Socially vulnerable patients face many healthcare barriers. New research shows accountable care models can help.

Written by: Ken Cohen, MD
Chief Medical Officer, Optum Health
Chief Scientific Officer, Health Care Transformation Hub

Published: July 7, 2026


More than any other factor, where you live, and the resources around you have the greatest impact on your overall health.

People living in socially vulnerable communities face predictable and persistent barriers: limited access to primary care, fragmented care coordination and greater reliance on emergency services. As a result, they have significantly higher rates of chronic illness, mental health disorders and premature mortality.

These challenges are rooted in broad social factors — including income, housing stability, transportation and community resources — that don’t just influence health, but shape whether people can access care at all.

Our latest research on more than 1.7 million Medicare beneficiaries uses the CDC’s Social Vulnerability Index to better understand how social risk intersects with care delivery, and to isolate the impact of healthcare payment models — specifically, how providers who were truly accountable for their patients’ outcomes through two-sided risk arrangements compared with those in fee-for-service Medicare.

Across eight clinical and utilization measures, one pattern stood out: Models that align incentives around outcomes consistently outperform those that reward service volume.

Patients in two-sided risk Medicare Advantage experienced:

  • 14% to 17% fewer hospital admissions
  • 2% to 4% fewer emergency department visits
  • 11% to 14% fewer hospitalizations through the ED
  • 23% to 30% lower use of high-risk medications

Critically, these improvements were largest in communities with the highest social vulnerability.

That distinction matters. This wasn’t just better performance overall — it was better performance where the need is greatest.

Why does this work? Because two-sided risk models change the way our health system is set up. When providers  are accountable for the total cost and quality of a patient’s care, they invest in prevention, coordinate care more intentionally and intervene before conditions escalate. They identify their at-risk patients sooner, and they engage patients beyond the exam room.

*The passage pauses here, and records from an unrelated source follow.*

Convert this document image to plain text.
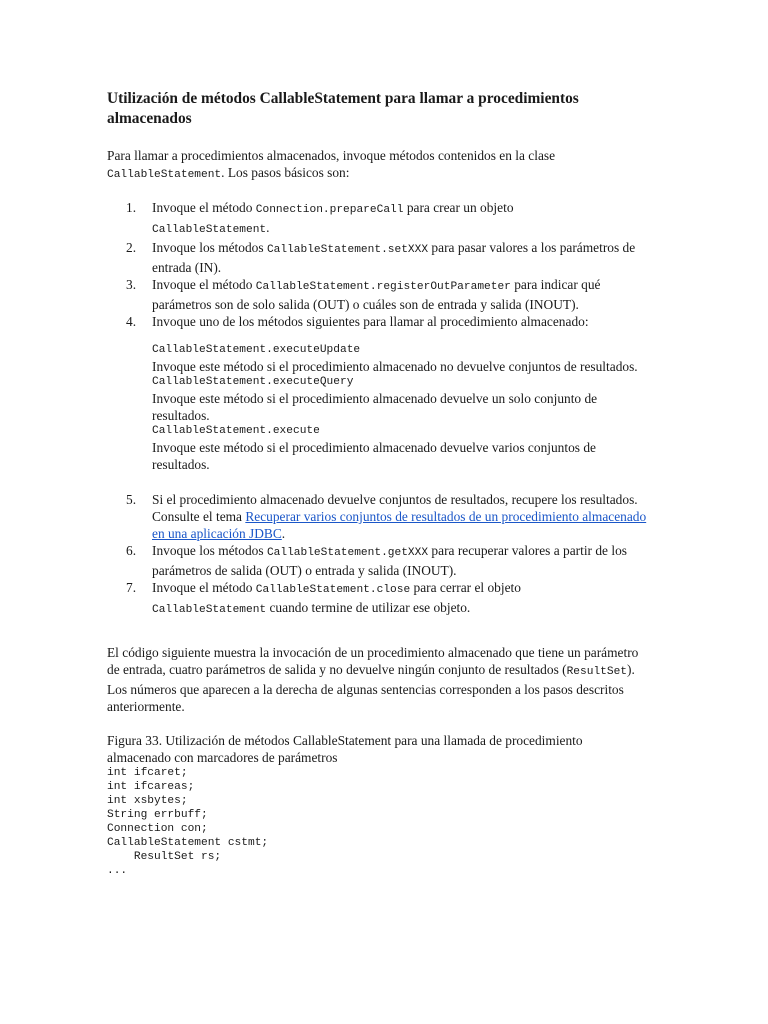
Utilización de métodos CallableStatement para llamar a procedimientos almacenados
Para llamar a procedimientos almacenados, invoque métodos contenidos en la clase CallableStatement. Los pasos básicos son:
1. Invoque el método Connection.prepareCall para crear un objeto
CallableStatement.
2. Invoque los métodos CallableStatement.setXXX para pasar valores a los parámetros de entrada (IN).
3. Invoque el método CallableStatement.registerOutParameter para indicar qué parámetros son de solo salida (OUT) o cuáles son de entrada y salida (INOUT).
4. Invoque uno de los métodos siguientes para llamar al procedimiento almacenado:
CallableStatement.executeUpdate
Invoque este método si el procedimiento almacenado no devuelve conjuntos de resultados.
CallableStatement.executeQuery
Invoque este método si el procedimiento almacenado devuelve un solo conjunto de resultados.
CallableStatement.execute
Invoque este método si el procedimiento almacenado devuelve varios conjuntos de resultados.
5. Si el procedimiento almacenado devuelve conjuntos de resultados, recupere los resultados. Consulte el tema Recuperar varios conjuntos de resultados de un procedimiento almacenado en una aplicación JDBC.
6. Invoque los métodos CallableStatement.getXXX para recuperar valores a partir de los parámetros de salida (OUT) o entrada y salida (INOUT).
7. Invoque el método CallableStatement.close para cerrar el objeto
CallableStatement cuando termine de utilizar ese objeto.
El código siguiente muestra la invocación de un procedimiento almacenado que tiene un parámetro de entrada, cuatro parámetros de salida y no devuelve ningún conjunto de resultados (ResultSet). Los números que aparecen a la derecha de algunas sentencias corresponden a los pasos descritos anteriormente.
Figura 33. Utilización de métodos CallableStatement para una llamada de procedimiento almacenado con marcadores de parámetros
int ifcaret;
int ifcareas;
int xsbytes;
String errbuff;
Connection con;
CallableStatement cstmt;
ResultSet rs;
...
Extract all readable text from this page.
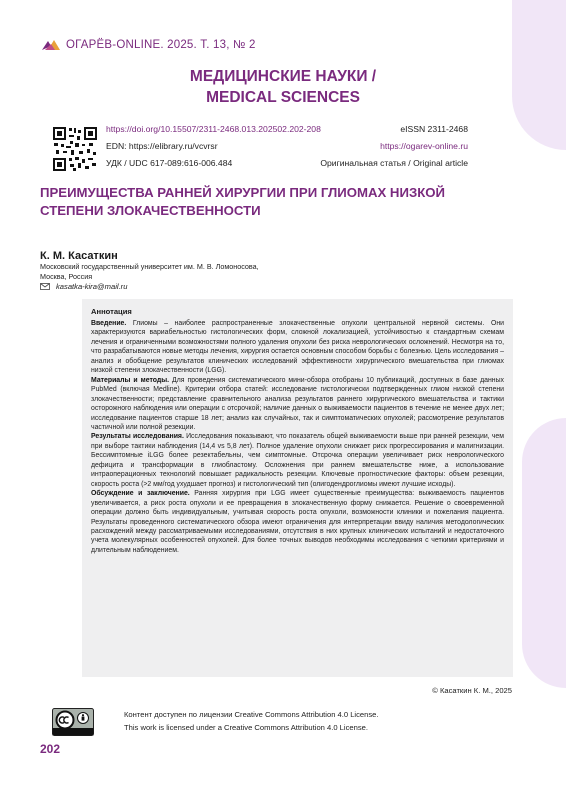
ОГАРЁВ-ONLINE. 2025. Т. 13, № 2
МЕДИЦИНСКИЕ НАУКИ /
MEDICAL SCIENCES
https://doi.org/10.15507/2311-2468.013.202502.202-208	eISSN 2311-2468
EDN: https://elibrary.ru/vcvrsr	https://ogarev-online.ru
УДК / UDC 617-089:616-006.484	Оригинальная статья / Original article
ПРЕИМУЩЕСТВА РАННЕЙ ХИРУРГИИ ПРИ ГЛИОМАХ НИЗКОЙ
СТЕПЕНИ ЗЛОКАЧЕСТВЕННОСТИ
К. М. Касаткин
Московский государственный университет им. М. В. Ломоносова,
Москва, Россия
kasatka-kira@mail.ru
Аннотация

Введение. Глиомы – наиболее распространенные злокачественные опухоли центральной нервной системы. Они характеризуются вариабельностью гистологических форм, сложной локализацией, устойчивостью к стандартным схемам лечения и ограниченными возможностями полного удаления опухоли без риска неврологических осложнений. Несмотря на то, что разрабатываются новые методы лечения, хирургия остается основным способом борьбы с болезнью. Цель исследования – анализ и обобщение результатов клинических исследований эффективности хирургического вмешательства при глиомах низкой степени злокачественности (LGG).

Материалы и методы. Для проведения систематического мини-обзора отобраны 10 публикаций, доступных в базе данных PubMed (включая Medline). Критерии отбора статей: исследование гистологически подтвержденных глиом низкой степени злокачественности; представление сравнительного анализа результатов раннего хирургического вмешательства и тактики осторожного наблюдения или операции с отсрочкой; наличие данных о выживаемости пациентов в течение не менее двух лет; исследование пациентов старше 18 лет; анализ как случайных, так и симптоматических опухолей; рассмотрение результатов частичной или полной резекции.

Результаты исследования. Исследования показывают, что показатель общей выживаемости выше при ранней резекции, чем при выборе тактики наблюдения (14,4 vs 5,8 лет). Полное удаление опухоли снижает риск прогрессирования и малигнизации. Бессимптомные iLGG более резектабельны, чем симптомные. Отсрочка операции увеличивает риск неврологического дефицита и трансформации в глиобластому. Осложнения при раннем вмешательстве ниже, а использование интраоперационных технологий повышает радикальность резекции. Ключевые прогностические факторы: объем резекции, скорость роста (>2 мм/год ухудшает прогноз) и гистологический тип (олигодендроглиомы имеют лучшие исходы).

Обсуждение и заключение. Ранняя хирургия при LGG имеет существенные преимущества: выживаемость пациентов увеличивается, а риск роста опухоли и ее превращения в злокачественную форму снижается. Решение о своевременной операции должно быть индивидуальным, учитывая скорость роста опухоли, возможности клиники и пожелания пациента. Результаты проведенного систематического обзора имеют ограничения для интерпретации ввиду наличия методологических расхождений между рассматриваемыми исследованиями, отсутствия в них крупных клинических испытаний и недостаточного учета молекулярных особенностей опухолей. Для более точных выводов необходимы исследования с четкими критериями и длительным наблюдением.

© Касаткин К. М., 2025
Контент доступен по лицензии Creative Commons Attribution 4.0 License.
This work is licensed under a Creative Commons Attribution 4.0 License.
202
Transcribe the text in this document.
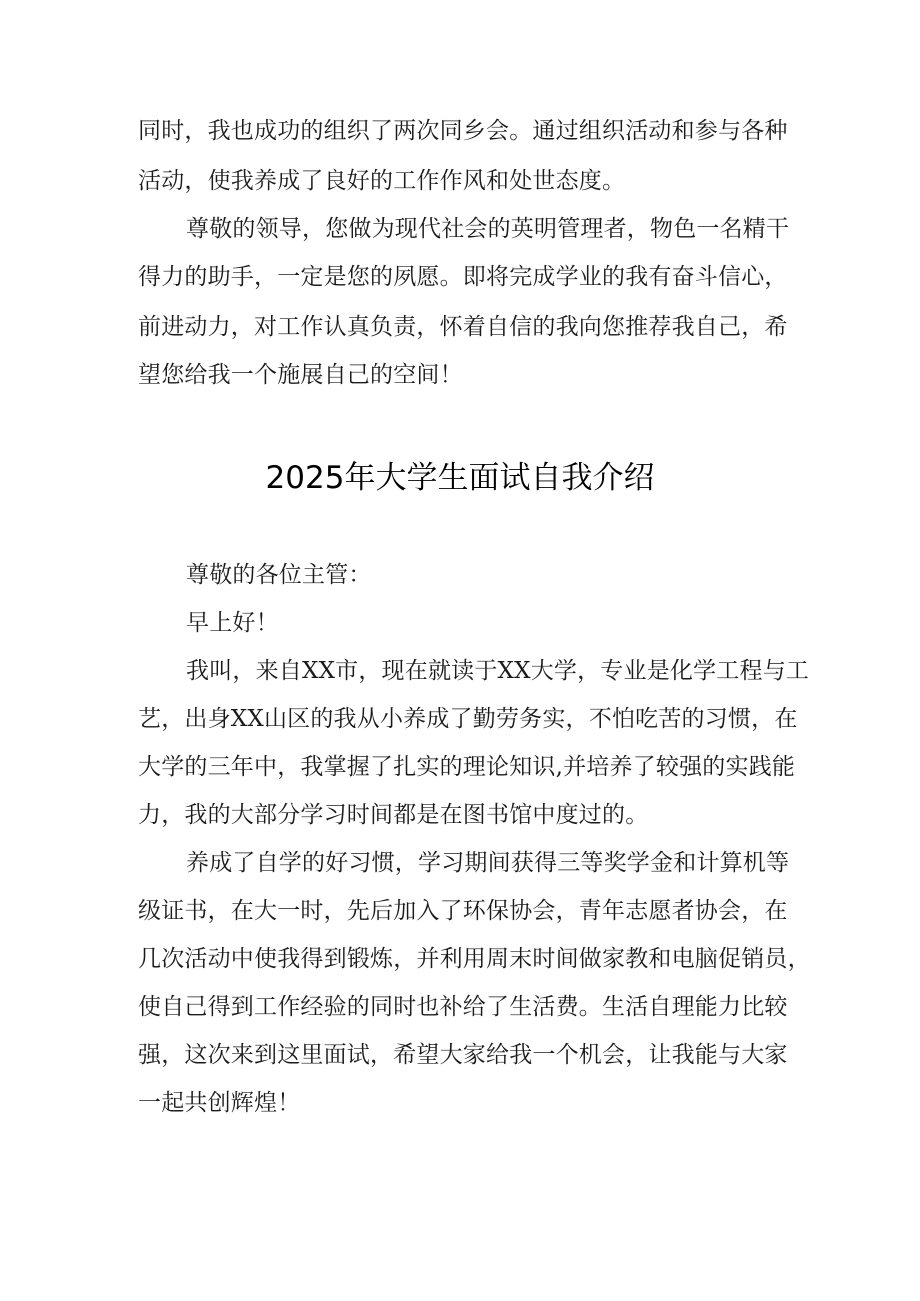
同时，我也成功的组织了两次同乡会。通过组织活动和参与各种
活动，使我养成了良好的工作作风和处世态度。
尊敬的领导，您做为现代社会的英明管理者，物色一名精干
得力的助手，一定是您的夙愿。即将完成学业的我有奋斗信心，
前进动力，对工作认真负责，怀着自信的我向您推荐我自己，希
望您给我一个施展自己的空间！
2025年大学生面试自我介绍
尊敬的各位主管：
早上好！
我叫，来自XX市，现在就读于XX大学，专业是化学工程与工
艺，出身XX山区的我从小养成了勤劳务实，不怕吃苦的习惯，在
大学的三年中，我掌握了扎实的理论知识,并培养了较强的实践能
力，我的大部分学习时间都是在图书馆中度过的。
养成了自学的好习惯，学习期间获得三等奖学金和计算机等
级证书，在大一时，先后加入了环保协会，青年志愿者协会，在
几次活动中使我得到锻炼，并利用周末时间做家教和电脑促销员，
使自己得到工作经验的同时也补给了生活费。生活自理能力比较
强，这次来到这里面试，希望大家给我一个机会，让我能与大家
一起共创辉煌！
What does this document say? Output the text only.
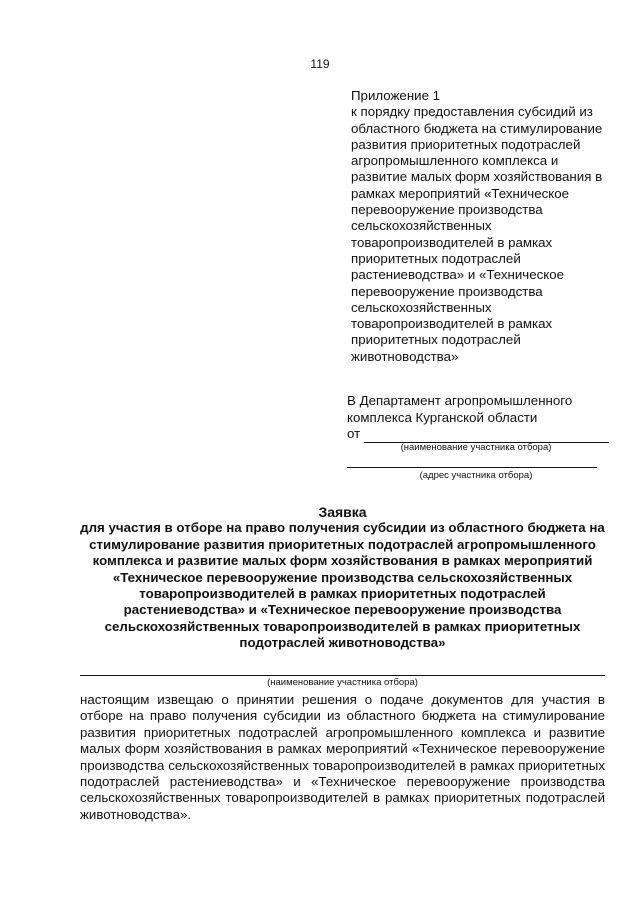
119
Приложение 1
к порядку предоставления субсидий из областного бюджета на стимулирование развития приоритетных подотраслей агропромышленного комплекса и развитие малых форм хозяйствования в рамках мероприятий «Техническое перевооружение производства сельскохозяйственных товаропроизводителей в рамках приоритетных подотраслей растениеводства» и «Техническое перевооружение производства сельскохозяйственных товаропроизводителей в рамках приоритетных подотраслей животноводства»
В Департамент агропромышленного
комплекса Курганской области
от
(наименование участника отбора)
(адрес участника отбора)
Заявка
для участия в отборе на право получения субсидии из областного бюджета на стимулирование развития приоритетных подотраслей агропромышленного комплекса и развитие малых форм хозяйствования в рамках мероприятий «Техническое перевооружение производства сельскохозяйственных товаропроизводителей в рамках приоритетных подотраслей растениеводства» и «Техническое перевооружение производства сельскохозяйственных товаропроизводителей в рамках приоритетных подотраслей животноводства»
(наименование участника отбора)
настоящим извещаю о принятии решения о подаче документов для участия в отборе на право получения субсидии из областного бюджета на стимулирование развития приоритетных подотраслей агропромышленного комплекса и развитие малых форм хозяйствования в рамках мероприятий «Техническое перевооружение производства сельскохозяйственных товаропроизводителей в рамках приоритетных подотраслей растениеводства» и «Техническое перевооружение производства сельскохозяйственных товаропроизводителей в рамках приоритетных подотраслей животноводства».
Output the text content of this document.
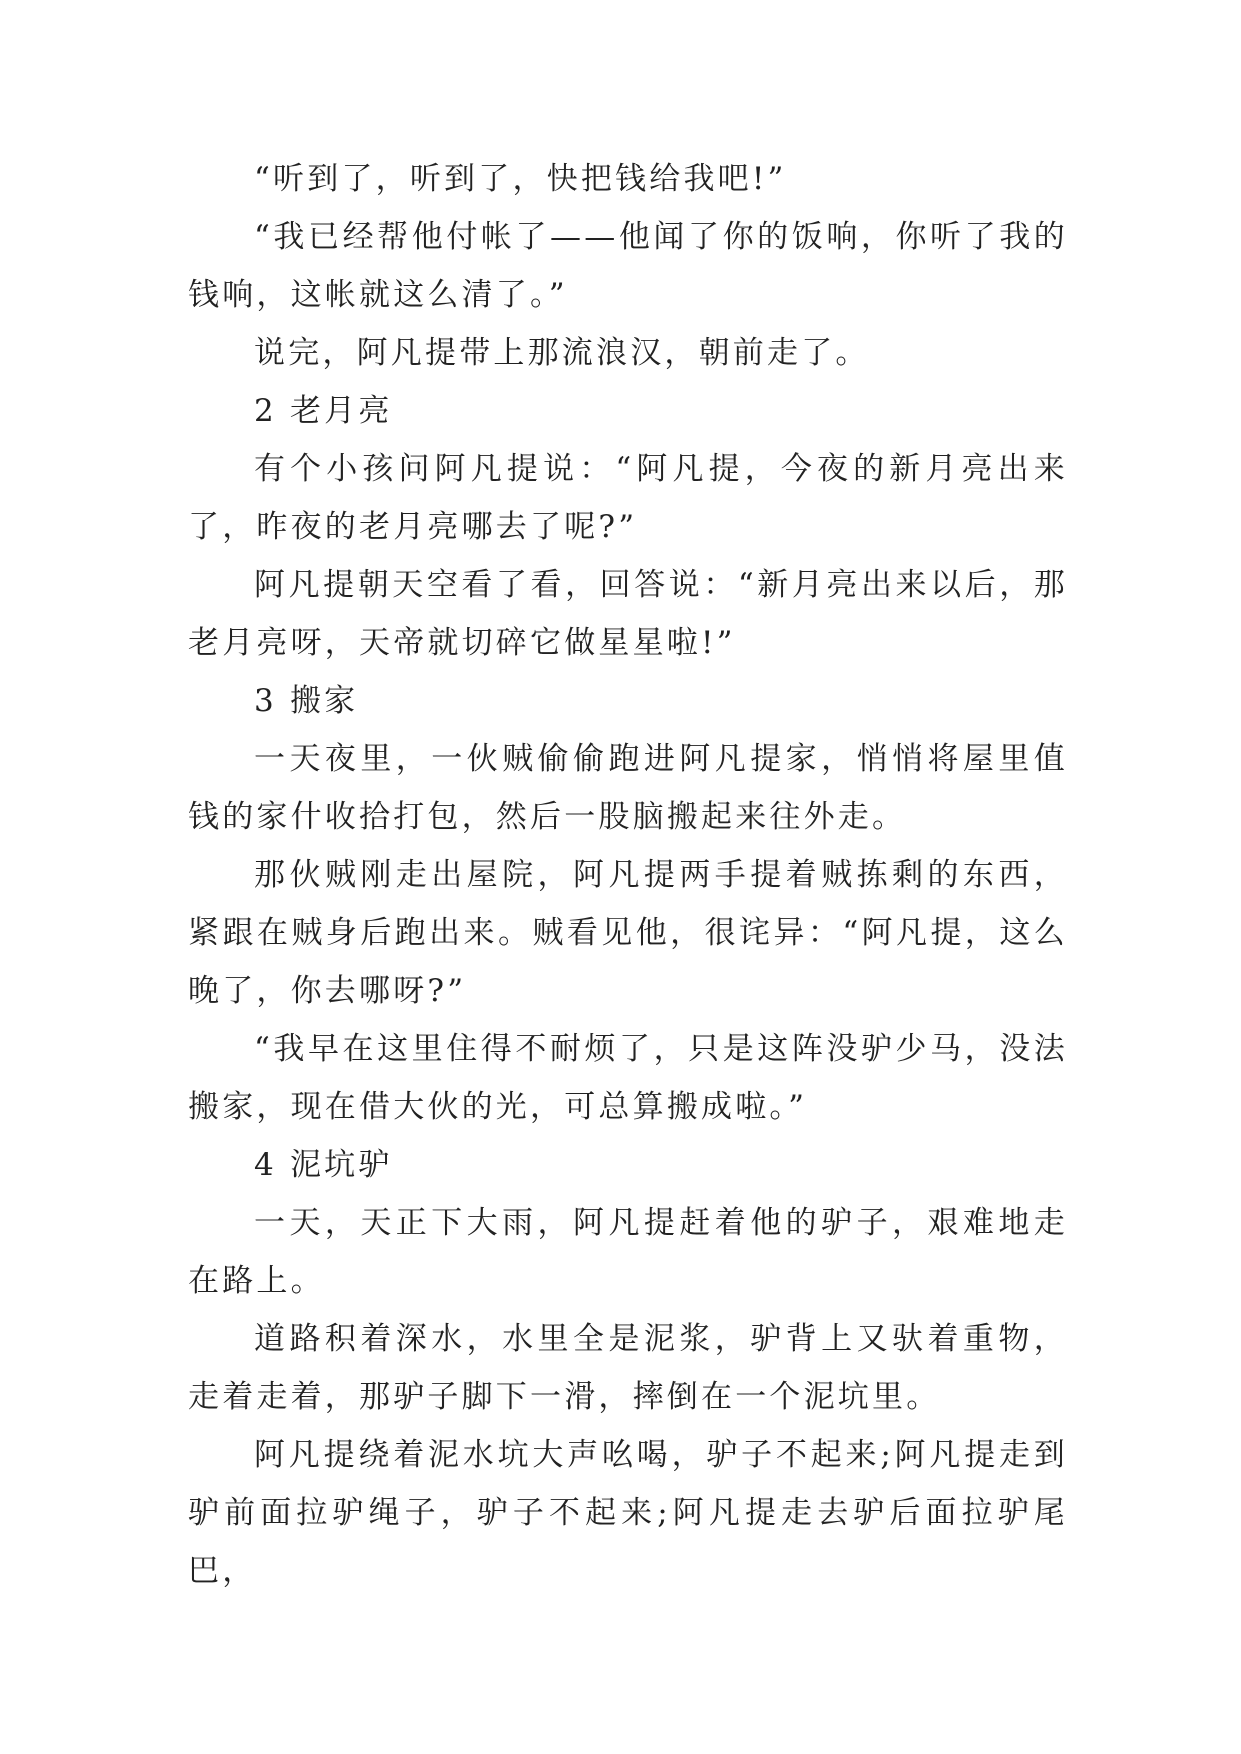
“听到了，听到了，快把钱给我吧!”

“我已经帮他付帐了——他闻了你的饭响，你听了我的钱响，这帐就这么清了。”

说完，阿凡提带上那流浪汉，朝前走了。

2 老月亮

有个小孩问阿凡提说：“阿凡提，今夜的新月亮出来了，昨夜的老月亮哪去了呢?”

阿凡提朝天空看了看，回答说：“新月亮出来以后，那老月亮呀，天帝就切碎它做星星啦!”

3 搬家

一天夜里，一伙贼偷偷跑进阿凡提家，悄悄将屋里值钱的家什收拾打包，然后一股脑搬起来往外走。

那伙贼刚走出屋院，阿凡提两手提着贼拣剩的东西，紧跟在贼身后跑出来。贼看见他，很诧异：“阿凡提，这么晚了，你去哪呀?”

“我早在这里住得不耐烦了，只是这阵没驴少马，没法搬家，现在借大伙的光，可总算搬成啦。”

4 泥坑驴

一天，天正下大雨，阿凡提赶着他的驴子，艰难地走在路上。

道路积着深水，水里全是泥浆，驴背上又驮着重物，走着走着，那驴子脚下一滑，摔倒在一个泥坑里。

阿凡提绕着泥水坑大声吆喝，驴子不起来;阿凡提走到驴前面拉驴绳子，驴子不起来;阿凡提走去驴后面拉驴尾巴，
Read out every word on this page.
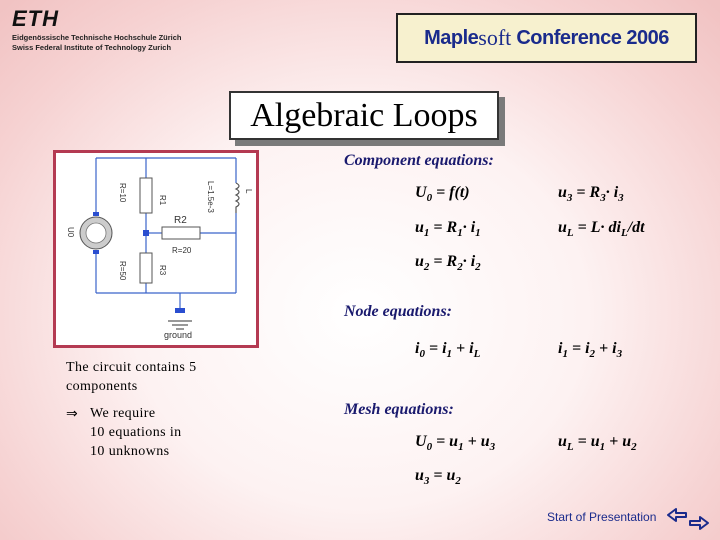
ETH
Eidgenössische Technische Hochschule Zürich
Swiss Federal Institute of Technology Zurich	Maple soft Conference 2006
Algebraic Loops
R1
R=10
R2
R=20
R3
R=50
L
L=1.5e-3
U0
ground
The circuit contains 5
components
⇒ We require
10 equations in
10 unknowns
Component equations:
$U_0 = f(t)$	$u_3 = R_3\cdot i_3$
$u_1 = R_1\cdot i_1$	$u_L = L\cdot di_L/dt$
$u_2 = R_2\cdot i_2$
Node equations:
$i_0 = i_1 + i_L$	$i_1 = i_2 + i_3$
Mesh equations:
$U_0 = u_1 + u_3$	$u_L = u_1 + u_2$
$u_3 = u_2$
Start of Presentation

Fee-for-service models are not built for this kind of proactive, whole-person care; they reward services delivered, not outcomes achieved.

If we’re serious about improving healthcare for people with the most obstacles in their way, we have to move beyond simply measuring disparities — and toward scaling the care models proven to reduce them.

The path forward is clear: Design care around the whole person, align incentives with outcomes, and meet patients where they are.